Wasser ist die Quelle allen Lebens. Dennoch mangelt es 785 Millionen Menschen weltweit an Zugang zu grundlegenden Trinkwasserdienstleistungen und fehlt es zwei Milliarden Menschen an angemessenen Abwassersystemen.4 Der französische Versorger Suez erbringt Wasser- und Abwasseraufbereitungsdienstleistungen auf fünf Kontinenten. Seit 1990 hat das Unternehmen in den Schwellenländern mehr als 19 Millionen Menschen mit Trinkwasser und über 9 Millionen mit Abwassersystemen versorgt. Diese Aktivitäten senken die Armut, stellen sauberes Wasser und Sanitäreinrichtungen zur Verfügung und tragen zum Schutz des Lebens unter Wasser bei (SDGs 1, 6 und 14).

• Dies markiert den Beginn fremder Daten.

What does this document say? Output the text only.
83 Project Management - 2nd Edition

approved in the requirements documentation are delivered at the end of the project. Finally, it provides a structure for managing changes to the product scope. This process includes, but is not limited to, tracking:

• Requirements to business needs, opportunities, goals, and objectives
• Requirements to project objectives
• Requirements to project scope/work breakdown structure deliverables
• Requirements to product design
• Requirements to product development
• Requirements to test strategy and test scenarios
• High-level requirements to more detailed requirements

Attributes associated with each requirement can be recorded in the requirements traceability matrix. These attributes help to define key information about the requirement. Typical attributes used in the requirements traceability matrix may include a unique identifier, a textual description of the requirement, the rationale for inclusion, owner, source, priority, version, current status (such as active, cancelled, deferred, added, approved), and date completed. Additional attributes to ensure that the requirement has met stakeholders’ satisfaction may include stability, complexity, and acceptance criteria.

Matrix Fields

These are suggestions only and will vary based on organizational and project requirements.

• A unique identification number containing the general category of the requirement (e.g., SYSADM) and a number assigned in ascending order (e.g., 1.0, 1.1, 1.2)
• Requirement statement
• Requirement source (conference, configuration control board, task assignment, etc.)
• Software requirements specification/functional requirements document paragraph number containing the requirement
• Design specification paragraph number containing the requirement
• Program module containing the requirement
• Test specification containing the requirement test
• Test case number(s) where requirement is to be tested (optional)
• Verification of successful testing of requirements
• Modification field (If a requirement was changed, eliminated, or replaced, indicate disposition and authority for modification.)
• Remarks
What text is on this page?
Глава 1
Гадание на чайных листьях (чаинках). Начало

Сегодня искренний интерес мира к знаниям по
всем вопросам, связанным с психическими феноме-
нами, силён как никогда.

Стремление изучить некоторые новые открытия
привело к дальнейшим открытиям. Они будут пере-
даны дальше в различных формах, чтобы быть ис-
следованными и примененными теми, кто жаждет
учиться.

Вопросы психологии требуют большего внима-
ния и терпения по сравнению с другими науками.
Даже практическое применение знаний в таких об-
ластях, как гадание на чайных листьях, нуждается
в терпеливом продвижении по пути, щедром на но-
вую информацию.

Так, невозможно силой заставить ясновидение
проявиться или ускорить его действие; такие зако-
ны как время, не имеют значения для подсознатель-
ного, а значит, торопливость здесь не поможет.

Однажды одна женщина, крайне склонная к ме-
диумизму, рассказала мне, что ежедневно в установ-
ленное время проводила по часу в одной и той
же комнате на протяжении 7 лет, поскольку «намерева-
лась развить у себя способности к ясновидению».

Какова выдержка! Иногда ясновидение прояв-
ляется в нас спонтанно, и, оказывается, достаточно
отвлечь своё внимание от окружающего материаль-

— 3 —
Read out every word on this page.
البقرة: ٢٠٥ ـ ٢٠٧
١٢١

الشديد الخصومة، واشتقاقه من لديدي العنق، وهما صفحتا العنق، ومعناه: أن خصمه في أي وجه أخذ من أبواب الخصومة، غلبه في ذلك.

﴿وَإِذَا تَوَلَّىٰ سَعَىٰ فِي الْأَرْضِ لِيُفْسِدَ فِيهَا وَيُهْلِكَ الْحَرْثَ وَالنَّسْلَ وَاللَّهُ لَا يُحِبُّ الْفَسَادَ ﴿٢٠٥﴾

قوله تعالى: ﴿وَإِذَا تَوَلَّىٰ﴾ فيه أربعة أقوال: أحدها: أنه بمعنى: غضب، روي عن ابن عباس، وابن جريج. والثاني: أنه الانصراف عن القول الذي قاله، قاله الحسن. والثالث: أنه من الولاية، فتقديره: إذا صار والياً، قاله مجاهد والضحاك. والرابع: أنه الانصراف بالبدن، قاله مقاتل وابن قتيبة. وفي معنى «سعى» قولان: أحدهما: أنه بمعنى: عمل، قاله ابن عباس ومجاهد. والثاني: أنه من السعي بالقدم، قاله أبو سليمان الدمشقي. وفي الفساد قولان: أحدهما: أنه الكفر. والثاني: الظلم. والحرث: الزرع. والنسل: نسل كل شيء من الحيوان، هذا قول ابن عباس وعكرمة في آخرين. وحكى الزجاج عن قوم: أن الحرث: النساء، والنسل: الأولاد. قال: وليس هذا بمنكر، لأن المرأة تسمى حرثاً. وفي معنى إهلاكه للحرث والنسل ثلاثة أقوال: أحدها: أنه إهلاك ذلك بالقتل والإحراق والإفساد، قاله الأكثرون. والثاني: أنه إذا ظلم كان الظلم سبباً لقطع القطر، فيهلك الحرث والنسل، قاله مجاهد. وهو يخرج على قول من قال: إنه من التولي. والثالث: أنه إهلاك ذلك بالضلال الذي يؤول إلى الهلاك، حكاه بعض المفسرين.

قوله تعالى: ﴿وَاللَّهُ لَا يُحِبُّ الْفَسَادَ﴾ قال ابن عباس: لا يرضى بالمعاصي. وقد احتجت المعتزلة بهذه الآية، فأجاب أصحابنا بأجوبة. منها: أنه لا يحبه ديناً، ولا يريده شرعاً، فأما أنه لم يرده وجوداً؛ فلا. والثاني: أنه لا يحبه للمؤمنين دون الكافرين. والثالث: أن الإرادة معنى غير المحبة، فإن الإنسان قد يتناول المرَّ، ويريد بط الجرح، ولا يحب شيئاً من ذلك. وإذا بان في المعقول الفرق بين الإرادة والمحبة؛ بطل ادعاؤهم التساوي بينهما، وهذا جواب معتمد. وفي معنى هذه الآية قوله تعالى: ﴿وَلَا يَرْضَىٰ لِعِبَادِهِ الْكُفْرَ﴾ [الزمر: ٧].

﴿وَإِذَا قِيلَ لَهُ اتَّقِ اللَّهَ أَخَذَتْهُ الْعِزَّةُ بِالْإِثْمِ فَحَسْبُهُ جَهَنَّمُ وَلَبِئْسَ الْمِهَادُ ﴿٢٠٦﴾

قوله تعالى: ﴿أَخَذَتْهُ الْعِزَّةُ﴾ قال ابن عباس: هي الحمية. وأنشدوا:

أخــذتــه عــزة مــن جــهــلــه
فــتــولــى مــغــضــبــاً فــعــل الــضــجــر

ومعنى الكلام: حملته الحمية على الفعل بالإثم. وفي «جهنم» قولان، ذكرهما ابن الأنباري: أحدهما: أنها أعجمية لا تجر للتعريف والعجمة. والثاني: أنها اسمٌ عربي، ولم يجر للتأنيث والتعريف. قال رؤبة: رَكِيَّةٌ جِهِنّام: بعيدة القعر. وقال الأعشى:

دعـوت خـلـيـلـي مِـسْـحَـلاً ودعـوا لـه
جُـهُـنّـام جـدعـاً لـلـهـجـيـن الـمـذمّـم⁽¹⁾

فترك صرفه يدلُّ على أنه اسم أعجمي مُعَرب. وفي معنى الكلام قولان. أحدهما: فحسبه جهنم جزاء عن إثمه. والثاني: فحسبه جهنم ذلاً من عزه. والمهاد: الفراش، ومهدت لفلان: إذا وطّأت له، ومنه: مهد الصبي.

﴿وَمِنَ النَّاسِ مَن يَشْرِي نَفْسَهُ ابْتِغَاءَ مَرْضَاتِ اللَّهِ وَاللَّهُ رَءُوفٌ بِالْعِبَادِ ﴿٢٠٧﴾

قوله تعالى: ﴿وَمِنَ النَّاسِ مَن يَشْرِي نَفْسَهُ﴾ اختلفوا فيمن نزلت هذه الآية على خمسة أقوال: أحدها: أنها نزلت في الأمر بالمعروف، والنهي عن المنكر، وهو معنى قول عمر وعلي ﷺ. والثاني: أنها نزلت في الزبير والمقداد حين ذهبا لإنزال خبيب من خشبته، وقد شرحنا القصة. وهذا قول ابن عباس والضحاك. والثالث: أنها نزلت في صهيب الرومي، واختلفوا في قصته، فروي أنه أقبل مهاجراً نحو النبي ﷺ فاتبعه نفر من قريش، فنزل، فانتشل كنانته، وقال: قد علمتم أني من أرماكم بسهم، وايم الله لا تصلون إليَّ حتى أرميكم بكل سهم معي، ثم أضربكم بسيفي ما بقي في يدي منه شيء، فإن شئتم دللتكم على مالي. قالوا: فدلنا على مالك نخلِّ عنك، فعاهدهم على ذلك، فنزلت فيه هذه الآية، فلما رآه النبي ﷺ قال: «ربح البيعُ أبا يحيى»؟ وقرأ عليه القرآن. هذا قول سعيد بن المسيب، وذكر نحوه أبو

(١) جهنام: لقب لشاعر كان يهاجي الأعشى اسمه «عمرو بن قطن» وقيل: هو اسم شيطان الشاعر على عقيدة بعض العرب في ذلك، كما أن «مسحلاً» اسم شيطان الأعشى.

Doch nicht alle Impact Investments zeigen so offensichtlich Wirkung wie in den Bereichen Windturbinen und Wasseraufbereitung. Vielen ist beispielsweise nicht bewusst, dass über ein Drittel des globalen Energieverbrauchs – und beinahe 40% aller CO2-Emissionen – auf den Bau und den Betrieb von Gebäuden entfällt.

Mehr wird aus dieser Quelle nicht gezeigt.